My View: Another crowded market. Not only nVIDIA is dominant in this space, but there are other smaller competitors with advanced technologies such as Blaize, Hailo, SambaNova Systems, Grahcore, and the bigger ones from AMD, Apple, Google, Intel, IBM, etc.
Verdict: Below Average.
And a few more related announcements from AWS in the AI/ML area:
- Contact Lens – A virtual call center product (based on NLP) that transcribes calls via Amazon’s cloud contact center service.
- Lex – An automated chatbot designer which helps in building conversational voice and text interfaces. The designer uses ML to provide an initial design that can be refined to customize based on needs.
- Textract – A ML service that automatically extracts text, handwriting, and data from scanned documents. It can extract information from IDs, licenses, passports, etc. for specific information such as date of birth, name, address, etc.
- CodeGuru Reviewer Secret Detector – An automated tool that reviews and detects in source code/config files. Most times developers hard-code information such as API keys, passwords, etc. This augments the AI-powered code quality tool CodeGuru.
My overall POV
AWS always used to come across as a landing place to attract the digital innovators to experiment, innovate and then productionize. They always had a good story to attract the bleeding edge innovators. This time I felt they missed that beat a little. Overall, it came across as less innovative and more incremental to what they already have. No earth-shattering new initiatives that blew me away. Could be because they wanted to play it safe with the change at the helm.

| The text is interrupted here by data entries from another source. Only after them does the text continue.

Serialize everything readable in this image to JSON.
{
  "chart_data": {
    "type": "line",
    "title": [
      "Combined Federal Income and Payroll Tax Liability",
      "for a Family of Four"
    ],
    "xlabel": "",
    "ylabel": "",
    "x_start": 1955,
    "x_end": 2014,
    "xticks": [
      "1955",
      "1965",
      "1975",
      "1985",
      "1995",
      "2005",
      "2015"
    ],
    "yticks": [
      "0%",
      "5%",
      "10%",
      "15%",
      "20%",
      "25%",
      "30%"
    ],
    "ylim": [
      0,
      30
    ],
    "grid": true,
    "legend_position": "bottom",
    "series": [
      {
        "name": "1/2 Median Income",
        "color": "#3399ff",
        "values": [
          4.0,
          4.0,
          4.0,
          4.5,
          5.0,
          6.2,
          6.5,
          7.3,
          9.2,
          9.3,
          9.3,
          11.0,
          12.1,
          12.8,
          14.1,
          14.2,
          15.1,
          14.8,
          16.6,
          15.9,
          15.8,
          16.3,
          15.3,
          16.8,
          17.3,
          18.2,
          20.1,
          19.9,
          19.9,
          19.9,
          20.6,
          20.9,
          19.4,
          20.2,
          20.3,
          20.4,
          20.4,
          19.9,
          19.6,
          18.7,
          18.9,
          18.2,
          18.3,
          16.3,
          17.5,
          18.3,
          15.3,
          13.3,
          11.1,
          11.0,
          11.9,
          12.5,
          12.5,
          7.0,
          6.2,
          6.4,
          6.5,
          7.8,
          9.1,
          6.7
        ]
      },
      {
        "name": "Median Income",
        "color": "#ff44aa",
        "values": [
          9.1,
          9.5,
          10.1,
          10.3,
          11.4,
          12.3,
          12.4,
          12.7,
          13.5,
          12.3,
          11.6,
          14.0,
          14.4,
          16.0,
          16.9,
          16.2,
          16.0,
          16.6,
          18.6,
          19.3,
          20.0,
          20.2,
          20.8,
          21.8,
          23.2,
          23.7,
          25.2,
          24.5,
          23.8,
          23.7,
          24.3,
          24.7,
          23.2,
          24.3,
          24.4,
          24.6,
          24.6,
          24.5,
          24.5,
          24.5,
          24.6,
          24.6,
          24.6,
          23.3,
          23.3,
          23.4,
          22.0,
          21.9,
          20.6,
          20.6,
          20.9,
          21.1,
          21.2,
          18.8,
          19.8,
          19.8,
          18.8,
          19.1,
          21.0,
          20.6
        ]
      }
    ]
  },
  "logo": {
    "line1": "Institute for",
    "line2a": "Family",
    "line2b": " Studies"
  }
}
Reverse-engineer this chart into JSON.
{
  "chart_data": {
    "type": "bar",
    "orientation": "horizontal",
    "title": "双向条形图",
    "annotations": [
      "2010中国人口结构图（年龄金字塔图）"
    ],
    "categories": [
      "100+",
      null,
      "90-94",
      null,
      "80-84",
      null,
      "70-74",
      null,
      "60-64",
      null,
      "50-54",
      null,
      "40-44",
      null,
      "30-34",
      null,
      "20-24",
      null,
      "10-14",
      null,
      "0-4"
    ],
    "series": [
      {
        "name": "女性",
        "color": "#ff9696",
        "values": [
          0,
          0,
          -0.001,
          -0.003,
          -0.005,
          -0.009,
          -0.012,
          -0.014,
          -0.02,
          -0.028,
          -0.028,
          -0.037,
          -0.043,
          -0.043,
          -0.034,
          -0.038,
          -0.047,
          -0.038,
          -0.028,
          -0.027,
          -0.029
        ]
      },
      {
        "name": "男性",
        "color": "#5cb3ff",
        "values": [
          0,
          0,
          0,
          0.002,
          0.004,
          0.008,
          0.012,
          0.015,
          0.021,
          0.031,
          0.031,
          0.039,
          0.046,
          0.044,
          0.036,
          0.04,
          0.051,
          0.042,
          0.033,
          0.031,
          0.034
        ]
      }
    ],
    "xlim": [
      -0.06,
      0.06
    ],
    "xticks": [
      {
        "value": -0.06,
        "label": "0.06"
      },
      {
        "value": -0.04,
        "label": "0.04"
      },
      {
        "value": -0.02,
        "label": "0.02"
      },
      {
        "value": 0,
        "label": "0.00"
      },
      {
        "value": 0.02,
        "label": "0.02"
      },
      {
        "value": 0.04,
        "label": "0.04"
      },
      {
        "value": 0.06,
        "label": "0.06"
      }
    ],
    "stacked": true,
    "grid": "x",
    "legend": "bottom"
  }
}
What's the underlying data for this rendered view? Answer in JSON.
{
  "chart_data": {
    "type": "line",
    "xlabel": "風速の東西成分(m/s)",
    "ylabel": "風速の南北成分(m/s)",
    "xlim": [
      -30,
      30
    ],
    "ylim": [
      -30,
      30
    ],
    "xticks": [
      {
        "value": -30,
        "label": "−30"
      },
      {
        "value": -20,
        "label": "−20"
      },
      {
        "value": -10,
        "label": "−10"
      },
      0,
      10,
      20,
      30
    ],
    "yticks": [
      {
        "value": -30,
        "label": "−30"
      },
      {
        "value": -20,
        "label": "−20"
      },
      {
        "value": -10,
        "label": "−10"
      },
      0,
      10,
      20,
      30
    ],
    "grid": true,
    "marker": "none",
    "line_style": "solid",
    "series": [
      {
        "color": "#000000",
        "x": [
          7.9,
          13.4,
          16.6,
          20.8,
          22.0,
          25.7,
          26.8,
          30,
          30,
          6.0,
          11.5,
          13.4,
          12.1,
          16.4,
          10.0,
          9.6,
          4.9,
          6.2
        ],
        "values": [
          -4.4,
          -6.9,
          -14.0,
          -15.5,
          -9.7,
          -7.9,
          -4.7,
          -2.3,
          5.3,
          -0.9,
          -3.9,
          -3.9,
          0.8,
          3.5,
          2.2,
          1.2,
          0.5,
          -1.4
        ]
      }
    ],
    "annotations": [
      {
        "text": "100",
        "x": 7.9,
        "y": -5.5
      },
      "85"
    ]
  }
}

On the AI front, the democratization of AI is coming to move the AI modeling away from the expensive Data Scientists. AWS is giving you options to create, train, and productionize ML models with ease. They are trying to drive more people (business users) towards their cloud. They also want to compete not just for regular compute workloads but also for the newer AI/ML workloads.
Democratization of AI is coming. Amazon fired the first shots in the right direction. We need to wait and see the market traction and whether Amazon will continue to improve on these services or deprecate some of these services.